*Names in bold indicate Presenter
Using the within-study comparison of Shadish, Clark & Steiner (2008) and the ECLS-K dataset, we investigate three research questions: First, how important is it to have a large and heterogeneous set of covariates? Second, how important is it to sample multiple items per domain? And since each data set enables us to identify the likely true selection process, the third question we address is: How much bias reduction is achieved by failing to include the most effective covariates in the set used to correct for selection bias? Thus, will a large and heterogeneous set of covariates compensate for the absence of the most effective covariates? These questions get at what can be known about bias reduction when theory about selection is meager but the number and dimensionality of covariates independently vary.

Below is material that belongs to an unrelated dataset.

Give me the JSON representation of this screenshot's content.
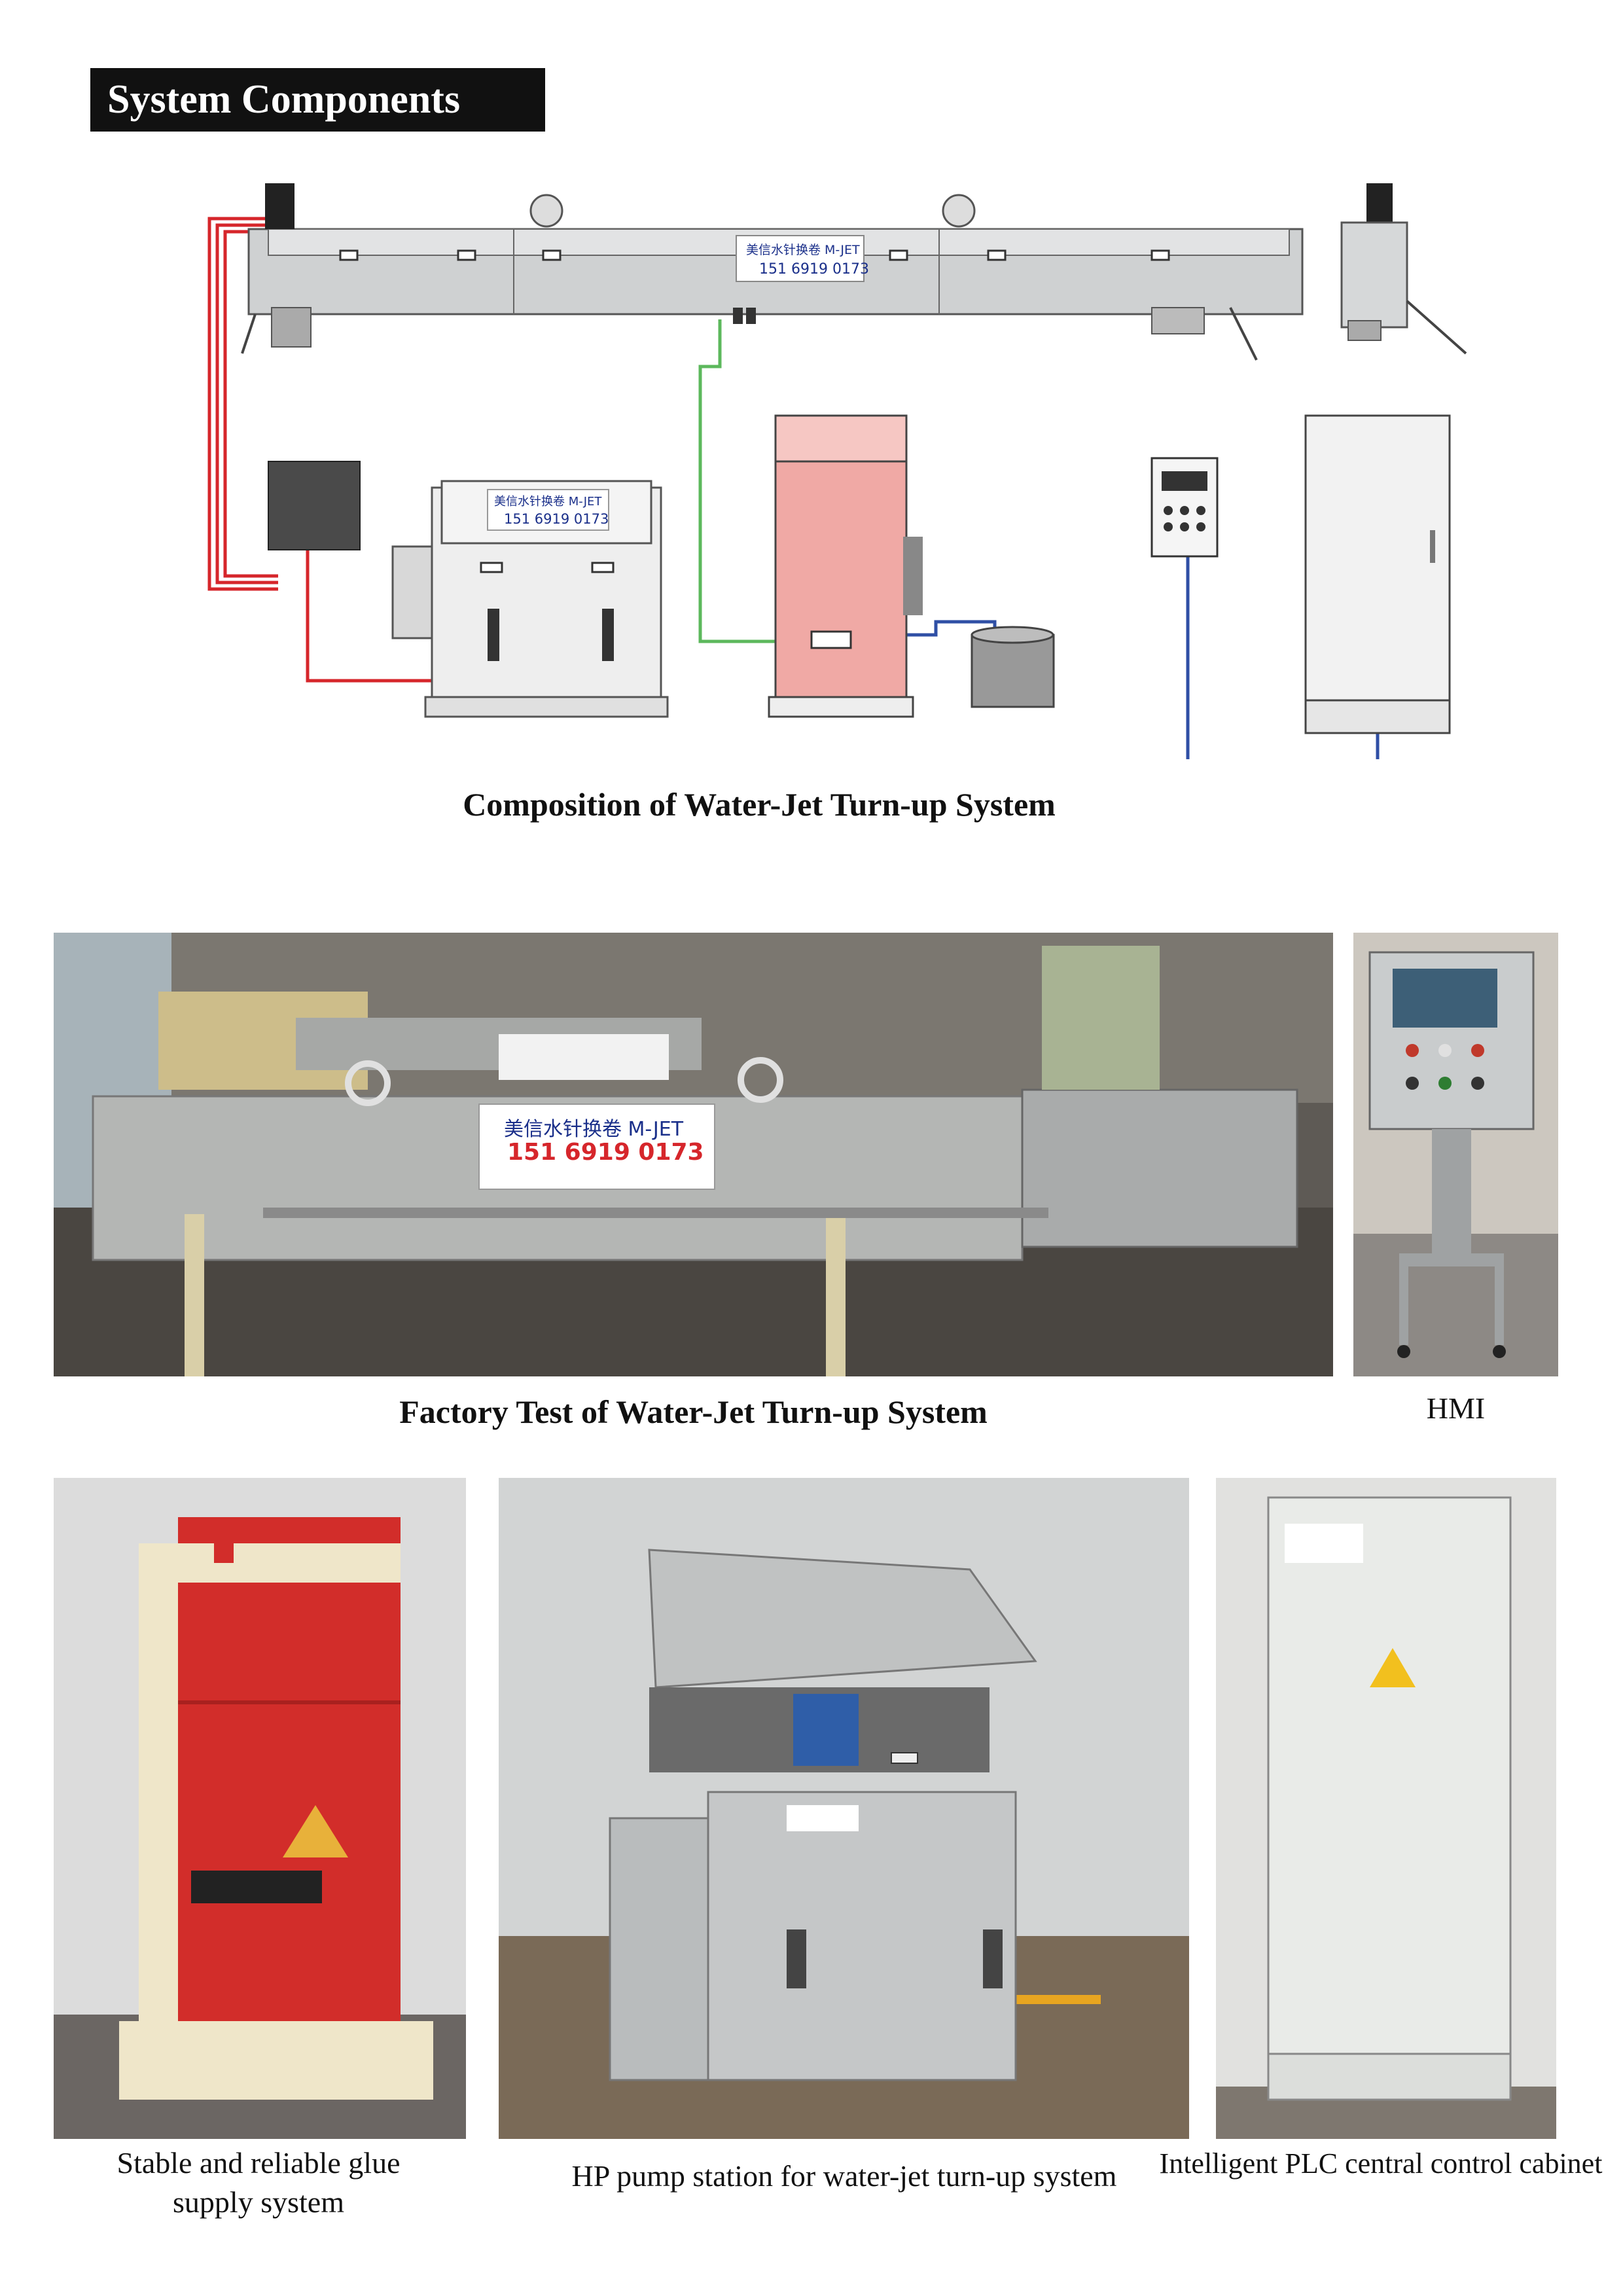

The results from both studies, the within-study comparison and the ECLS-K dataset, indicate that bias reduction increases as the number of covariates per domain increases, though at a diminishing rate. Sampling covariates from multiple heterogeneous construct domains also increases bias reduction and is more important than having many measurements of a few domains only. Combining the maximal heterogeneity sampled and at least five items per domain reduces almost all the bias in the two educational data sets examined. When the most effective single covariates are deliberately omitted – which no analyst would ever do in practice -- bias reduction again increases as a joint function of the heterogeneity of domains and the number of items per domain, but it is open to debate whether the level of bias reduction achieved is acceptable or not. This is hardly the case when what turn out to be the crucial covariates are included among the covariates sampled.